The Prozhito project and its website provide a unique and significant resource for historians and the public. This dataset was created to facilitate research of the Prozhito collection using computational and quantitative methods. Working with the collection as a dataset facilitates the exploration and analysis of materials at scale. Given this collection's size and temporal range, this is a particularly important capability with great potential for research in many fields.

Source Data

Initial Data Collection and Normalization

The data was collected from the Prozhito website's backend API. These are the same endpoints that serve the website.

Person records were gathered from: https://prozhito.org/api/persons/lang/{person_id}/1 range(1,10000)
Diary records from: https://prozhito.org/api/notes/search?search_type=diaries&diaries=[{diary_id}]' range(1,10000)
Entry records from: 'https://prozhito.org/api/notes/{entry_id}' range(1,750000)
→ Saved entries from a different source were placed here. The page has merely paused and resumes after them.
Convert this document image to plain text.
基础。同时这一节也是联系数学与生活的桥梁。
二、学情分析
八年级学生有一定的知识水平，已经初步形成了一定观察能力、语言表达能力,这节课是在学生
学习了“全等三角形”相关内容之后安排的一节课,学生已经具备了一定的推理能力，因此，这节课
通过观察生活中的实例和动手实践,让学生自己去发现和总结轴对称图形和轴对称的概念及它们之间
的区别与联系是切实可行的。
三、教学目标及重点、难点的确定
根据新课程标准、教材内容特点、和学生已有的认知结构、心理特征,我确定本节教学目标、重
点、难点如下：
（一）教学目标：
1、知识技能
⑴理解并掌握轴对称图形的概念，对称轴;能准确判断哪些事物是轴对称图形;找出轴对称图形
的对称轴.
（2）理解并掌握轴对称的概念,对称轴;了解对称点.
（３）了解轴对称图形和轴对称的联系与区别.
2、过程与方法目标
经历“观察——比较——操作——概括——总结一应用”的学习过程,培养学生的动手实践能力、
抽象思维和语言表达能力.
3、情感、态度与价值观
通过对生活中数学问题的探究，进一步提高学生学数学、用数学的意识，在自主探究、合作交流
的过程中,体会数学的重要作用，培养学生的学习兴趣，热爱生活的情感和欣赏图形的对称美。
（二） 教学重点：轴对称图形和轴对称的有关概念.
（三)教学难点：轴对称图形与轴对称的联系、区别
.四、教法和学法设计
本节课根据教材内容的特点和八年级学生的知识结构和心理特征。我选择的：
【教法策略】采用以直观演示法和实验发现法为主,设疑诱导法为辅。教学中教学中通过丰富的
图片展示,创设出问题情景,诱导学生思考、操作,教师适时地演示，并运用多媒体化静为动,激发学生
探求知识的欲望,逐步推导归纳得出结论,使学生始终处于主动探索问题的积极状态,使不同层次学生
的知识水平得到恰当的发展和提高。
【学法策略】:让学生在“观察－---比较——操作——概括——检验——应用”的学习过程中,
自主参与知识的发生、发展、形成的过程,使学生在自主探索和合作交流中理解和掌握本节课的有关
I first identified the range of valid values for the three entities of interest: persons, diaries, and entries. For example, the highest person id was in the upper 9000s. A script sent requests to all values between 1 and 10000. I recorded the valid JSON responses for all ids with a record. All invalid ids were recorded as well, making it possible to identify the maximum valid id value for the collection. Identifying all valid and invalid values within a range gives relative confidence that all records were collected. IDs outside the range are possible but unlikely.
The JSON response for each person, diary, and entry record was saved to disk.
The raw collected JSON files are available here:
- Entries (1.2G): https://upenn.box.com/shared/static/t0ewh4mvy2me7lyxfkwc960unpnlmw5c.zip
- People (18M): https://upenn.box.com/shared/static/pga2k9xxh97qywejgb0d3ystpqwgz1ny.zip
- Diaries (80M): https://upenn.box.com/shared/static/f9ecnwn3ef9pqx2rateso32ptqxkf39a.zip
Given that Huggingface only allows for one data type in a dataset, I created a single Entry model with relevant data from Person and Diary.
The original Prozhito data has a system for handling date ambiguity. Records without a date appear as '0000-00-00'. If a year is known, but not the month or day, it would appear as '1894-00-00'. This format is not compatible with ISO standards. To facilitate time deltas and other computational processes with dates, '0000-00-00' was normalized to None. Nine entries with incomplete dates were removed from the dataset (672154, 658453, 687085, 687084, 687080, 658451, 687083, 687058, 658490).
The clean.py script used to normalize the data is included in this repository. The create.py script was used to push the dataset to HuggingFace Hub.

Personal and Sensitive Information

All of this dataset's personal and biographical information is publicly available without restriction on the prozhito.org website. The dataset reflects the policies and decisions made by Prozhito to publish or not publish a diary. No review of materials took place during the creation of this dataset. It was only normalized to facilitate computational analysis. Details on Prozhito's work with volunteers as well as scanning and transcription processes are available. If you discover information in the dataset that might cause harm or violates copyright, please reach out to the point of contact listed above.

Considerations for Using the Data

Discussion of Biases

The chronological distribution of the entries is highly uneven, reflecting historical conditions, diary writing practices, texts' availability, and the Prozhito community's work. There is a significant number of texts, 17% of the dataset, written during World War II (Great Patriotic War). Texts written before 1900 comprise a relatively small portion of the dataset (11%).
Gender attributions for diaries are added by the Prozhito contributors using a binary system for male and female. These attributions may or may not reflect an author's gender identities as reflected in the text or elsewhere. Additionally, the system for noting gender in the dataset cannot account for changing gender identities or situational presentations of self.
Language attribution reflects the choices made by the Prozhito contributors using a single language code. This system does not capture bi- or multi-lingual diaries or occasional borrowings or citations outside the primary attributed language. Language detection is possible for individual entries using langdetect.